In other words FSC is under no obligation to disclose its failures. However it may well trumpet its successes, stipulating that participating companies must: "agree to allow Fujitsu Siemens Computers to use their name as a participant in the value study and to issue a press release detailing the top line results of the value study." Perhaps potential participants will not relish the thought of FSC issuing a release saying, in effect, "Company X's wildly inefficient data centre has been identified by FSC."

Also, it is obvious that FSC is hoping to recoup the costs of this through sales of hardware, software and services to the participants. Given the recent advances in blade and virtual servers and consolidated, networked and virtualised storage, it seems apparent that most, if not all potential participants could spend a million pounds with FSC and make the 40% energy cost and space savings.

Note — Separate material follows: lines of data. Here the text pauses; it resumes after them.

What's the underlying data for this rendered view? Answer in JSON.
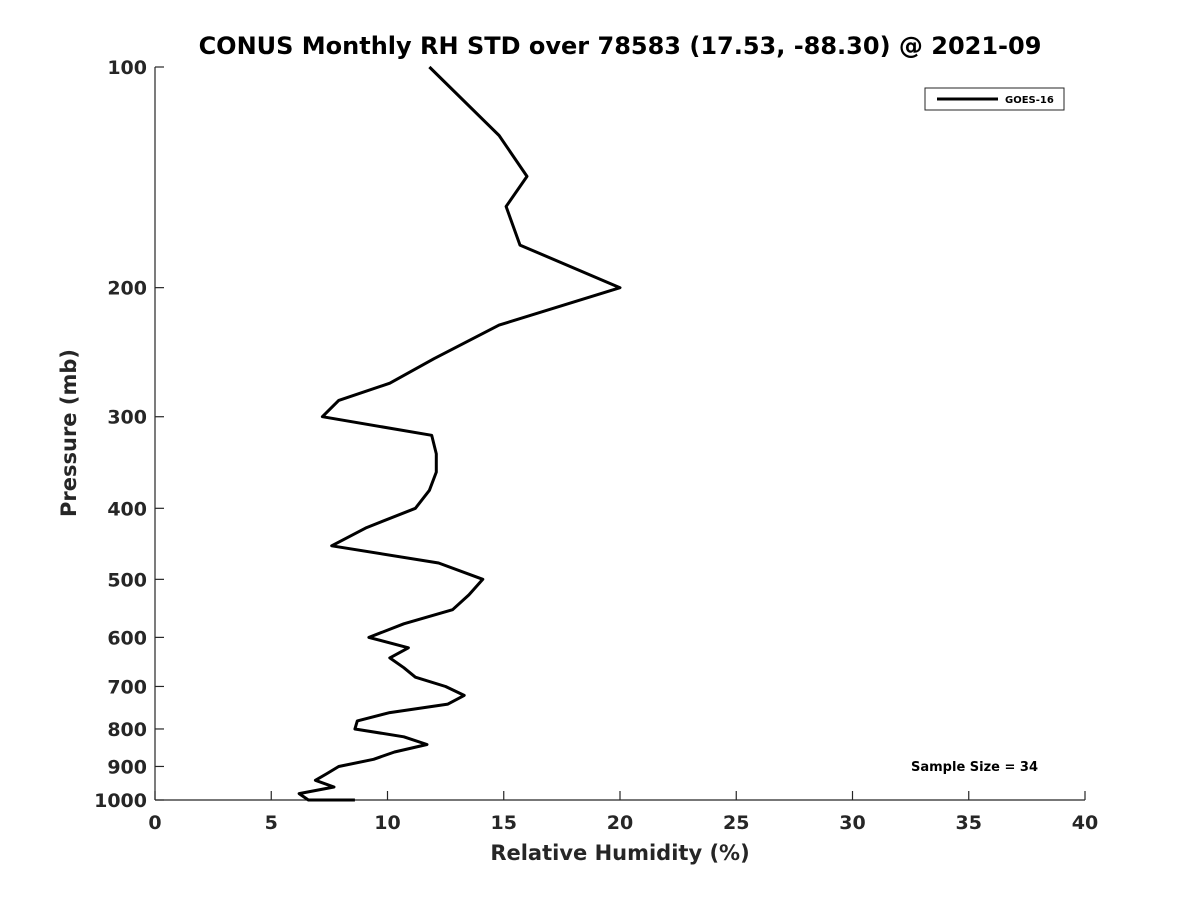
{
  "chart_data": {
    "type": "line",
    "title": "CONUS Monthly RH STD over 78583 (17.53, -88.30) @ 2021-09",
    "xlabel": "Relative Humidity (%)",
    "ylabel": "Pressure (mb)",
    "xlim": [
      0,
      40
    ],
    "ylim": [
      100,
      1000
    ],
    "yscale": "log",
    "y_reversed": true,
    "x_ticks": [
      0,
      5,
      10,
      15,
      20,
      25,
      30,
      35,
      40
    ],
    "y_ticks": [
      100,
      200,
      300,
      400,
      500,
      600,
      700,
      800,
      900,
      1000
    ],
    "grid": false,
    "legend_position": "top-right",
    "annotation": "Sample Size = 34",
    "series": [
      {
        "name": "GOES-16",
        "color": "#000000",
        "x": [
          11.8,
          14.8,
          16.0,
          15.1,
          15.7,
          20.0,
          14.8,
          12.0,
          10.1,
          7.9,
          7.2,
          11.9,
          12.1,
          12.1,
          11.8,
          11.2,
          9.1,
          7.6,
          12.2,
          14.1,
          13.5,
          12.8,
          10.7,
          9.2,
          10.9,
          10.1,
          10.7,
          11.2,
          12.5,
          13.3,
          12.6,
          10.1,
          8.7,
          8.6,
          10.7,
          11.7,
          10.3,
          9.4,
          7.9,
          7.4,
          6.9,
          7.7,
          6.2,
          6.6,
          8.6
        ],
        "y": [
          100,
          124,
          141,
          155,
          175,
          200,
          225,
          250,
          270,
          285,
          300,
          318,
          337,
          357,
          378,
          400,
          425,
          450,
          475,
          500,
          525,
          550,
          575,
          600,
          620,
          640,
          660,
          680,
          700,
          720,
          740,
          760,
          780,
          800,
          820,
          840,
          860,
          880,
          900,
          920,
          940,
          960,
          980,
          1000,
          1025
        ]
      }
    ]
  }
}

FSC is not directly funding carbon offset trees with its £10,000 donation to The Climate Group charity www.theclimategroup.org/. Instead the money will be used for “reducing the world's greenhouse gas emissions by catalysing leadership on climate change in order to put the world on track for a low carbon economy,” which contains nothing you could actually measure, unless there is some measure of exactly how you 'catalyse leadership’.

Whereas other data centre IT suppliers Dell, HP, IBM and Sun, have set themselves challenging goals to cut their own carbon emissions, or have introduced zero carbon emission policies for their products – 3PAR and Dell - FSC is doing little more than wrapping a green cloak around pre-sales fishing expeditions into FTSE 350 accounts.

It has joined The Green Grid however.